STD Testing and Treatment:

At the initial and annual visits, clients must have a thorough health history and physical assessment that includes screening for risk of STD infection and sexually active women less than 25 years of age will be tested for Chlamydia and Gonorrhea. Risk assessment may indicate the need for more frequent screening than yearly. Clients may also be screened for Chlamydia and Gonorrhea according to the one or more of the following criteria:

  • The client has signs or symptoms of infection, such as vaginal discharge, mucopurulent cervicitis, pelvic inflammatory disease;
  • The client's sex partner was diagnosed with Chlamydia or Gonorrhea;
  • In the past three months, the client has had a new sex partner, more than one sex partner, and/or sex partner with another partner; or
  • The client has a history of an STD in previous three years.

In addition, clients who receive IUD/IUS must be screened for Chlamydia and Gonorrhea per protocol.

Clients who are symptomatic of other STDs should be screened and treated in accordance with the most current Centers for Disease Control and Prevention Sexually Transmitted Diseases Treatment Guidelines.

Refusal of Laboratory Services:

The client has the right to refuse any laboratory test/procedure. If the test is a prerequisite for a procedure or prescription, the client shall be informed that unless the test is done, the procedure cannot be performed or the prescription cannot be given. The client's refusal should be documented in the medical record.

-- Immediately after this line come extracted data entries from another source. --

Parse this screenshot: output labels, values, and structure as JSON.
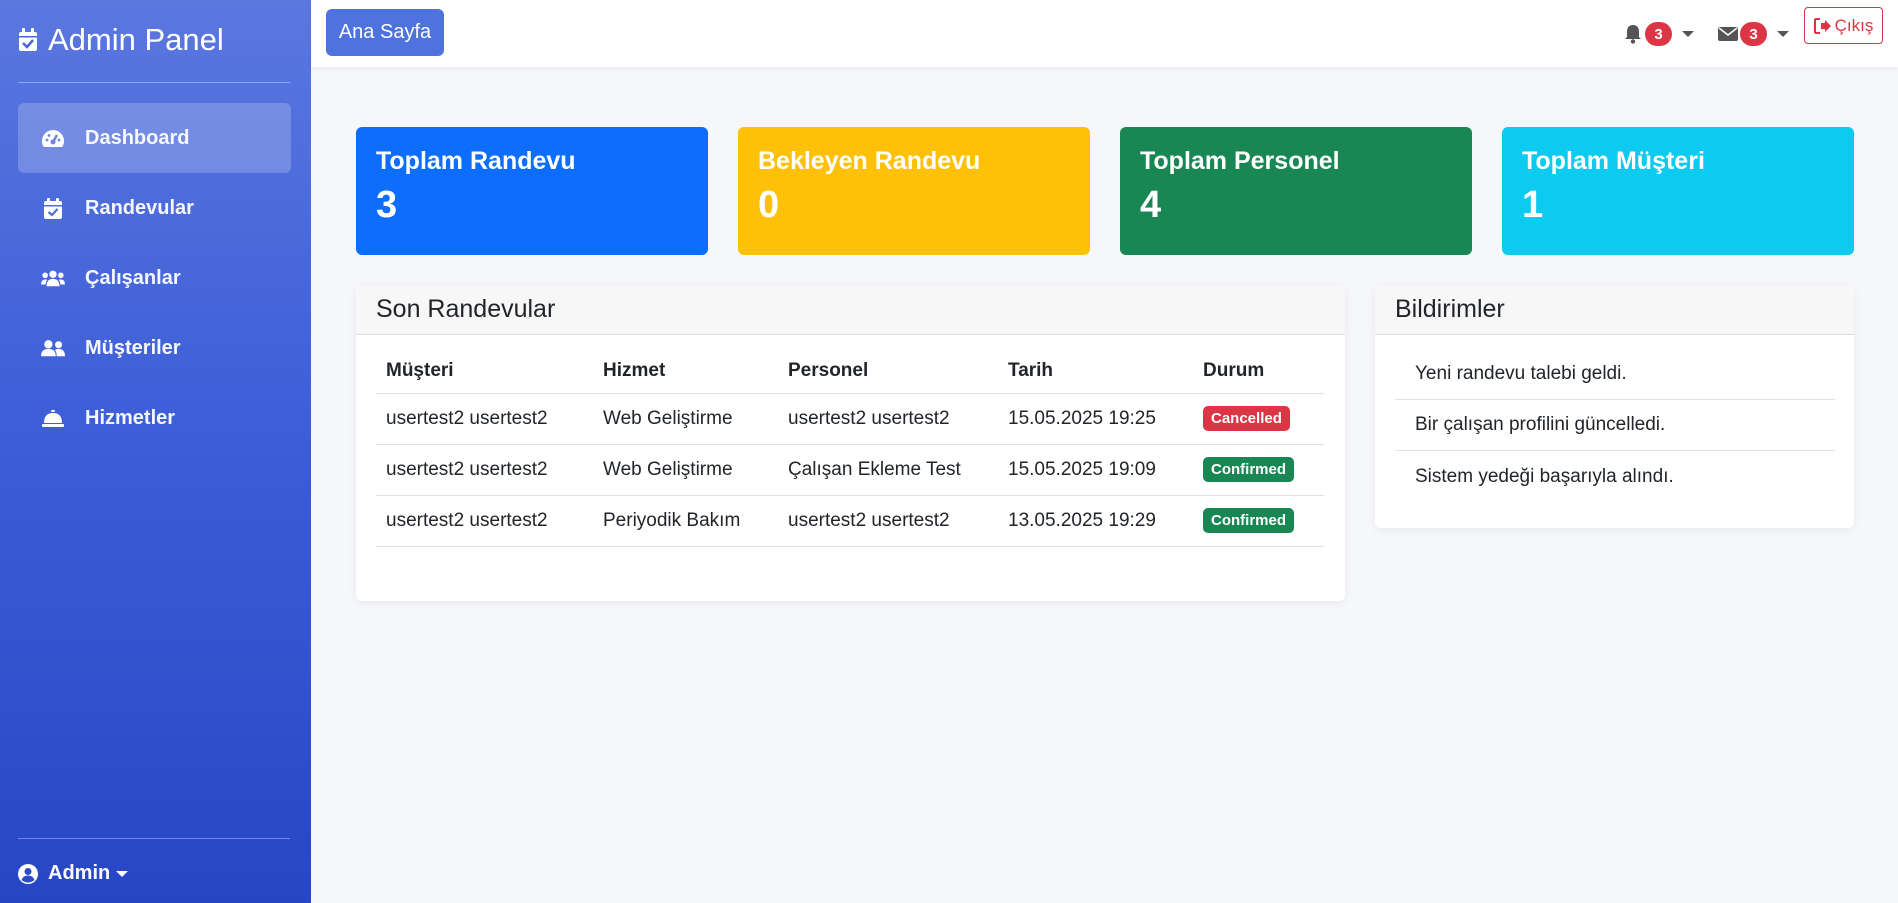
{
  "sidebar": {
    "brand": "Admin Panel",
    "items": [
      {
        "label": "Dashboard",
        "icon": "gauge-icon",
        "active": true
      },
      {
        "label": "Randevular",
        "icon": "calendar-check-icon"
      },
      {
        "label": "Çalışanlar",
        "icon": "users-icon"
      },
      {
        "label": "Müşteriler",
        "icon": "user-friends-icon"
      },
      {
        "label": "Hizmetler",
        "icon": "concierge-bell-icon"
      }
    ],
    "user": "Admin"
  },
  "topbar": {
    "home_label": "Ana Sayfa",
    "notifications_count": "3",
    "messages_count": "3",
    "logout_label": "Çıkış"
  },
  "stats": [
    {
      "title": "Toplam Randevu",
      "value": "3",
      "color": "#0d6efd"
    },
    {
      "title": "Bekleyen Randevu",
      "value": "0",
      "color": "#ffc107"
    },
    {
      "title": "Toplam Personel",
      "value": "4",
      "color": "#198754"
    },
    {
      "title": "Toplam Müşteri",
      "value": "1",
      "color": "#0dcaf0"
    }
  ],
  "appointments": {
    "title": "Son Randevular",
    "columns": [
      "Müşteri",
      "Hizmet",
      "Personel",
      "Tarih",
      "Durum"
    ],
    "rows": [
      {
        "customer": "usertest2 usertest2",
        "service": "Web Geliştirme",
        "staff": "usertest2 usertest2",
        "date": "15.05.2025 19:25",
        "status": "Cancelled",
        "status_color": "#dc3545"
      },
      {
        "customer": "usertest2 usertest2",
        "service": "Web Geliştirme",
        "staff": "Çalışan Ekleme Test",
        "date": "15.05.2025 19:09",
        "status": "Confirmed",
        "status_color": "#198754"
      },
      {
        "customer": "usertest2 usertest2",
        "service": "Periyodik Bakım",
        "staff": "usertest2 usertest2",
        "date": "13.05.2025 19:29",
        "status": "Confirmed",
        "status_color": "#198754"
      }
    ]
  },
  "notifications": {
    "title": "Bildirimler",
    "items": [
      "Yeni randevu talebi geldi.",
      "Bir çalışan profilini güncelledi.",
      "Sistem yedeği başarıyla alındı."
    ]
  }
}
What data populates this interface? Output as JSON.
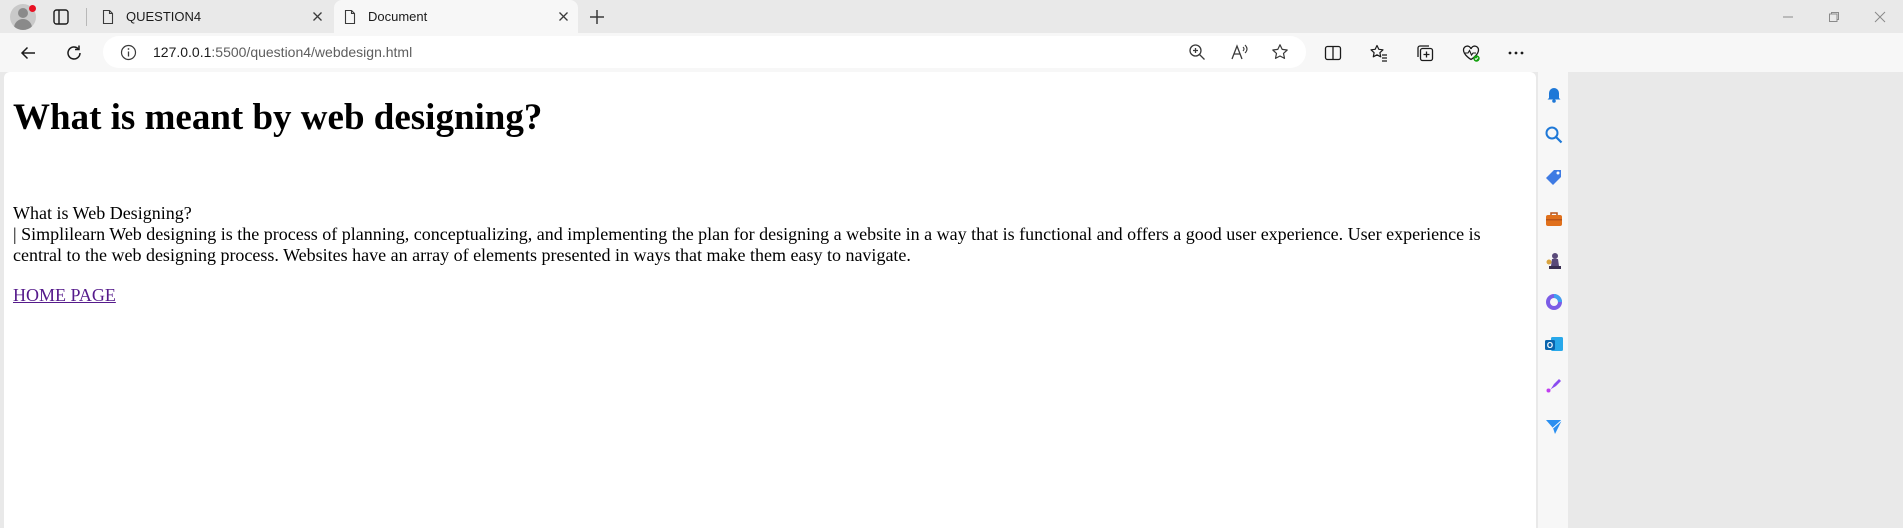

Laboratory Testing Protocol and Quality Assurance:

The IDHS has issued written protocol guidance for Cervical Cancer Screening, Colorectal Cancer Screening and Sexually Transmitted Diseases Screening and Treatment. Delegate agencies must have written laboratory protocols and operating procedures in place for all laboratory testing and follow-up procedures for all abnormal test results. The delegate protocol must reflect the IDHS issued protocol (Refer to Appendix I). A system must be in place to track abnormal findings. The best practice approach is to keep an abnormal log to ensure follow up protocol is observed.

Delegate agencies are required to conduct quality control, equipment maintenance and proficiency testing for on-site lab testing. All family planning clinics must also be in compliance with CLIA regulations, effective September 1992, that apply to their CLIA certification type. A current CLIA certificate should be displayed on site.

When contracting and utilizing the services of an off-site lab the delegate must establish systems to assess the credentials of the contracted lab and to assure high quality lab testing. Cytology services must be provided by laboratories that are compliant with CLIA and State licensure regulations.

Notification, Referral and Follow-Up for Abnormal Test Results:

A procedure must be in place that addresses client confidentiality, notification of test results, and adequate follow-up of abnormal laboratory test results. Clinic staff must establish a mechanism for contacting all "no contact " clients in the event of abnormal lab test results and must document this contact in the medical record where applicable.

Referral and follow-up for abnormal tests must include:

  • Documentation of the appropriate management for abnormalities;
  • All follow-up with the client regarding significant lab results;
  • Referrals for additional necessary services, if not provided on site;
  • Documentation of reasonable attempts to contact the client that is consistent with the severity of the abnormality. (For example: documentation of 3 contacts within 6 weeks, 2 of which will be in writing).